Madrid – Aunque a primera vista no lo parezca, las eternas filas de espera que, incluso en estos digitales tiempos pospandémicos, todavía subsisten en algunas entidades ineludibles del engranaje social sirven a una invaluable función cultural, pues convierten a la lectura en la única alternativa cuerda contra el pulso parsimonioso que diariamente los usuarios echan a la brutalidad espesa del paquidérmico avance del tiempo. Soy un firme defensor de ellas y un convencido entusiasta de los indiscutibles beneficios literarios de su ineficiente funcionamiento, por lo que nunca dejo de asombrarme con su alquímica capacidad para transmutar nuestra dimensión temporal en una sustancia maleable que aplatana todo a su alrededor. Nada ni nadie puede escapar de la anquilosante fuerza de atracción de las filas.
Ahora bien, en aras de la precisión técnica que demanda este tema, es necesario dejar claro que no todas las filas son iguales y que, por ende, los beneficios que el lector obtiene de cada una varían considerablemente. Ya en este punto, muy seguramente el ojo bien entrenado en el arte de la espera burocrática habrá identificado que las hileras zigzagueantes de los bancos son, de lejos, las mejores para devorar novelas. Neutralizados los celulares gracias a la autoridad inapelable de las miradas fulminantes de sus guardias de seguridad, y ante la imposibilidad natural de quedarse dormido de pie, las sucursales financieras de toda Colombia son auténticos santuarios literarios ocultos a plena luz del día.
También merecen una mención especial las filas kilométricas de las Cámaras de Comercio, particularmente aquellas que se apelotonan de humanidad el último día del plazo para la renovación de la matrícula mercantil; las soporíferas que se arremolinan entre la modorra bochornosa de las dos de la tarde en las Oficinas de Registro de Instrumentos Públicos y, personalmente una de mis favoritas, las de las dependencias locales encargadas de los trámites de movilidad, donde hay que ir bien equipado con algún best-seller de aeropuerto y que en tres sentadas corre el riesgo de agotarse antes de que la diligencia culmine su doloroso peregrinaje por el laberinto kafkiano de la burocracia informática. Por refugios sagrados para los libros como estos es que veo con bastante preocupación la digitalización del país y esas iniciativas de optimización a través de la tecnología que solo buscan acabar con las filas, destruyendo de paso el patrimonio literario que estas representan.
Mientras tanto, propongo que ofrezcamos algo de resistencia dando un paso más en la promoción de la lectura en estos espacios, hoy amenazados por el progreso, a través de la instalación de dispensadores gratuitos o puntos de alquiler de cuentos y novelas cortas.
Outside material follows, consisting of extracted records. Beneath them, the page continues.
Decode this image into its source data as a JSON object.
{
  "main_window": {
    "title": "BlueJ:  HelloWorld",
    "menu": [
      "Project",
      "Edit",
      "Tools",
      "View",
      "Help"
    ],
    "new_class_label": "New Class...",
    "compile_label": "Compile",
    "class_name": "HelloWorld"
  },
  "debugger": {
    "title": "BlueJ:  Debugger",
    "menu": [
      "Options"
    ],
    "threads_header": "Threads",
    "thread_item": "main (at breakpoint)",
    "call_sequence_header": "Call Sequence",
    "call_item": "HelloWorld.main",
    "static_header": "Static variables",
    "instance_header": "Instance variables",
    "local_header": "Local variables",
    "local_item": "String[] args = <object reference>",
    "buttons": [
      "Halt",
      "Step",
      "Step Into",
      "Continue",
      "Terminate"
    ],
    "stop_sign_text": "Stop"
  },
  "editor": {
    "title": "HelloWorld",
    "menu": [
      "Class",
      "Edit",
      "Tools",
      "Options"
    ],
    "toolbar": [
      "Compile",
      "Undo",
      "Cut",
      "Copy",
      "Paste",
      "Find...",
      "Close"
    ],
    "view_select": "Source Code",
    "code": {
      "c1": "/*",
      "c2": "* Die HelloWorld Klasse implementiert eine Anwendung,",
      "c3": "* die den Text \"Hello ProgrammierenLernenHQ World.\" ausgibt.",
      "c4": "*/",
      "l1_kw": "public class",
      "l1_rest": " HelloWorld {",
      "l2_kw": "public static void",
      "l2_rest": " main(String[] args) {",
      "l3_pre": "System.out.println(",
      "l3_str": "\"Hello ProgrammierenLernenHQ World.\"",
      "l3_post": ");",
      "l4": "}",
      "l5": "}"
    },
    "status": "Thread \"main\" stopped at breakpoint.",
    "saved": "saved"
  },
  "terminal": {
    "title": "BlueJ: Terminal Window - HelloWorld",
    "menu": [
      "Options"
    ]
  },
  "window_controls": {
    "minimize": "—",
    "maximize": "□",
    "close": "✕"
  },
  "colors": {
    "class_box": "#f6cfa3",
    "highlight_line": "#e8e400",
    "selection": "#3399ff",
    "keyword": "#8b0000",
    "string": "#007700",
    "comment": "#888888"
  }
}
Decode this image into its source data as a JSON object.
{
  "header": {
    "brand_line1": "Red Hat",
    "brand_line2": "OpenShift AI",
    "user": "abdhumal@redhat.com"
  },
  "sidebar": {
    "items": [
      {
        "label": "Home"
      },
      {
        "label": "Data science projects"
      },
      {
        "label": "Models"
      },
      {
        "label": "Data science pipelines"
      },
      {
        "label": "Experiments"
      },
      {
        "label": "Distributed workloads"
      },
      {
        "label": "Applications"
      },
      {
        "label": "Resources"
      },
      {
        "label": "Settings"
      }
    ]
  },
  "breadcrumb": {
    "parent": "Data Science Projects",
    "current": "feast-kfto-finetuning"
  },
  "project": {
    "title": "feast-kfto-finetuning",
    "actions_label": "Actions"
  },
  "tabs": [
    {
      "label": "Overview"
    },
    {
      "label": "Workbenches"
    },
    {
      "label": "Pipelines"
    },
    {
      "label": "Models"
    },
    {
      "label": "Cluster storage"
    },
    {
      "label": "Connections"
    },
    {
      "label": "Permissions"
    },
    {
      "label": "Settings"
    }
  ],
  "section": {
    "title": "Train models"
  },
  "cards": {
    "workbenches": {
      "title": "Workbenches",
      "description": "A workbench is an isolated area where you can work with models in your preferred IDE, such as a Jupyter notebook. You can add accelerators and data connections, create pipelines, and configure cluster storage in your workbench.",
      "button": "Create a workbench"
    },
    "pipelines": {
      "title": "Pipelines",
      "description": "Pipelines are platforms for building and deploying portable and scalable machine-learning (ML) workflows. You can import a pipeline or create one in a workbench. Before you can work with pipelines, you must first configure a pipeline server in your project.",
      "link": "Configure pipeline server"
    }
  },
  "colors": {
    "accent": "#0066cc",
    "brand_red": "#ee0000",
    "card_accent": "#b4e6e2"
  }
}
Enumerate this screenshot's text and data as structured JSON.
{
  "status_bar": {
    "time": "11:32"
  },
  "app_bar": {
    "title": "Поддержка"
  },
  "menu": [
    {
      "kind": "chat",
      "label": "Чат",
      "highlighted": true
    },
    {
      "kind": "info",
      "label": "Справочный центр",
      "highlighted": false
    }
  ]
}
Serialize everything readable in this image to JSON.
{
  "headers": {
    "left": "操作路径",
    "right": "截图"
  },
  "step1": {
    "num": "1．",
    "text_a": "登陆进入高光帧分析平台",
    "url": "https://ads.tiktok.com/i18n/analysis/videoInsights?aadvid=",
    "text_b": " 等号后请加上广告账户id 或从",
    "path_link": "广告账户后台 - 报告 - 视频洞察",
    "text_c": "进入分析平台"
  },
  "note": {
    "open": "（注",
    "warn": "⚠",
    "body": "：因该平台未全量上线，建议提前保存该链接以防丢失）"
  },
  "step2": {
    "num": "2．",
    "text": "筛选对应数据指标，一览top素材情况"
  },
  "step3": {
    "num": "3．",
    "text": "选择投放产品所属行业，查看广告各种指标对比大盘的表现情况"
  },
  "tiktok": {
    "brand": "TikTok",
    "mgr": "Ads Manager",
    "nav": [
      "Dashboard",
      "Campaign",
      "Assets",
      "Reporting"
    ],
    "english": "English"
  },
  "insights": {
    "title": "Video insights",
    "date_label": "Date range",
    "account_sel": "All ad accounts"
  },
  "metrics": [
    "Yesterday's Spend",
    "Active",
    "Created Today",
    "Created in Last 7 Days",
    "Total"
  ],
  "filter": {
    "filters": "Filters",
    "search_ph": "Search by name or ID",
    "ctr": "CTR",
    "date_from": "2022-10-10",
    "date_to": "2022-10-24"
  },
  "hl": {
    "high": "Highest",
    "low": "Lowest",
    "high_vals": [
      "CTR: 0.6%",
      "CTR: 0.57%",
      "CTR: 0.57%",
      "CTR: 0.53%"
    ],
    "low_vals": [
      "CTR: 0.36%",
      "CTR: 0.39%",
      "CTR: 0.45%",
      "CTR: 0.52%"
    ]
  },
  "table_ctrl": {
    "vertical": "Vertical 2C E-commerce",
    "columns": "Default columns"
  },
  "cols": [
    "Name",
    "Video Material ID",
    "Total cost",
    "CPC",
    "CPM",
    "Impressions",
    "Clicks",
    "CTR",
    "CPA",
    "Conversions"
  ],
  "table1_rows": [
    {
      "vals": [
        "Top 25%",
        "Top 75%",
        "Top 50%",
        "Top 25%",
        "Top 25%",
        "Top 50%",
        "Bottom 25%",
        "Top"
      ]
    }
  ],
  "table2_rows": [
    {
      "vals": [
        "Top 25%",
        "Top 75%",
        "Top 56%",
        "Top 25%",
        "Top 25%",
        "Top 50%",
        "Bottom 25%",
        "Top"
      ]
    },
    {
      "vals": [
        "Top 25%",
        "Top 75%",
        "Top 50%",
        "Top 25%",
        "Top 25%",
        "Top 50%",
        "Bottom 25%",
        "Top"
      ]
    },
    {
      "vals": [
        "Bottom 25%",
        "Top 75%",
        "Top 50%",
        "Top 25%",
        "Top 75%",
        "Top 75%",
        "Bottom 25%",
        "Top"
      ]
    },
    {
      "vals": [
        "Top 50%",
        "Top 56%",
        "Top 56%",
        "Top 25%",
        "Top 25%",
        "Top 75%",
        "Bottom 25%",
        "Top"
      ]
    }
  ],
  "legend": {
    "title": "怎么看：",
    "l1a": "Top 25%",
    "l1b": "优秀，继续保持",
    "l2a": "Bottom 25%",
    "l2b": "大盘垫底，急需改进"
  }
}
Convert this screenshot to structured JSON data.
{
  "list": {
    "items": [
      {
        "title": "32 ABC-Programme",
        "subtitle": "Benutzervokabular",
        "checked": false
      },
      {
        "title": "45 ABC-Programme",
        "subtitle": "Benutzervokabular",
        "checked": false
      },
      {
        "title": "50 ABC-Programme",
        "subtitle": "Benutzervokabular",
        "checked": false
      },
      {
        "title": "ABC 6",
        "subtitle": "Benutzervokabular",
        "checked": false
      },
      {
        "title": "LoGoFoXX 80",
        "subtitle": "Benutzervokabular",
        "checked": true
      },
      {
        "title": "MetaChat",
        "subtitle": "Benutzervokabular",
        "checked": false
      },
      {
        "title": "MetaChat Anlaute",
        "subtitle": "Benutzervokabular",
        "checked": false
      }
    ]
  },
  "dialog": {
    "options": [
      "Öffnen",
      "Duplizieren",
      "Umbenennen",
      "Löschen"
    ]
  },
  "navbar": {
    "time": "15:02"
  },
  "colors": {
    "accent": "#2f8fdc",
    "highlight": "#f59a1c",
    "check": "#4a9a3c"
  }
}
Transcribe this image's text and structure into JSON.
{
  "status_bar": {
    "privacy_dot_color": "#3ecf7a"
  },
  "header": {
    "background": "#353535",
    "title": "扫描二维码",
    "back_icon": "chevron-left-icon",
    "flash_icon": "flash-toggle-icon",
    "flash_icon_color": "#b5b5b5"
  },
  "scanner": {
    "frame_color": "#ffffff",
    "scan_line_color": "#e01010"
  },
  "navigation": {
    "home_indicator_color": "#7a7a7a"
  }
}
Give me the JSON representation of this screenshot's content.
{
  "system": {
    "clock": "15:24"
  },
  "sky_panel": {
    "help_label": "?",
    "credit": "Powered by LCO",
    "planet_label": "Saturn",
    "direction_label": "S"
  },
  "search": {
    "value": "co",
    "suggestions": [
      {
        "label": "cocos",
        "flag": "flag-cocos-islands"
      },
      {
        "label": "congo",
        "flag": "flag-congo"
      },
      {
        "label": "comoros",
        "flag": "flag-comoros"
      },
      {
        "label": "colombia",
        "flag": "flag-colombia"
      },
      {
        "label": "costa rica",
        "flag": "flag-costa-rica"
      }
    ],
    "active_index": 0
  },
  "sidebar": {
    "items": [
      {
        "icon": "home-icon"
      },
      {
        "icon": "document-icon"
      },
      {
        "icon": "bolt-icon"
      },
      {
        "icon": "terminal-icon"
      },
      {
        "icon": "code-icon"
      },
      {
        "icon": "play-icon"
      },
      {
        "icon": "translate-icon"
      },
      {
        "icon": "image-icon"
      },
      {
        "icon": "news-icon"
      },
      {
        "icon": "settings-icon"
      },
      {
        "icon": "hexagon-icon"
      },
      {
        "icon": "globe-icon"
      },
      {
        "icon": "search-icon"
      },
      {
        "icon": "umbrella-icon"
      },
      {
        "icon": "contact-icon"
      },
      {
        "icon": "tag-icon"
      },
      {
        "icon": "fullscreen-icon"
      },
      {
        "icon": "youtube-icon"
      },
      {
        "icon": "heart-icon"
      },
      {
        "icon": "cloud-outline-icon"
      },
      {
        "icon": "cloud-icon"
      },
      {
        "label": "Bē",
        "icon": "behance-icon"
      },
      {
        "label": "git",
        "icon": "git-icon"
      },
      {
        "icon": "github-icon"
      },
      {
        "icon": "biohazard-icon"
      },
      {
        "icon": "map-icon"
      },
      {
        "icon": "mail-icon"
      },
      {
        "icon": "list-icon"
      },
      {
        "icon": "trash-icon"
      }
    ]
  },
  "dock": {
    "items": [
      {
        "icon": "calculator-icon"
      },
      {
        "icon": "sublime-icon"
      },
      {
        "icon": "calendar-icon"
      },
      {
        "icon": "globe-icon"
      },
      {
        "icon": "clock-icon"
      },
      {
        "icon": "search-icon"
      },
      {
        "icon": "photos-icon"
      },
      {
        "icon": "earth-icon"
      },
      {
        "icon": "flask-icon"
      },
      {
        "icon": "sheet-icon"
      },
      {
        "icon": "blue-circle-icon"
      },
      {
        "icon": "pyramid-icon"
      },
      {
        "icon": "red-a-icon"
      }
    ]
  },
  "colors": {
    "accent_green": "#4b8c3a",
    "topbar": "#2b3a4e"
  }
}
Con dos horas promedio de espera para un sello, firma o certificado, es posible desentrañar unos cuantos misterios en los relatos de Sherlock Holmes, seguir casi hasta su desenlace el rocambolesco juicio de Meursault en “El Extranjero” o presenciar el curioso renacimiento como bicho de Gregorio Samsa en “La Metamorfosis”. Así, “hacer vueltas” ya no solo será una inexcusable pérdida de tiempo sino también el motor invisible que disparará los índices nacionales de lectura.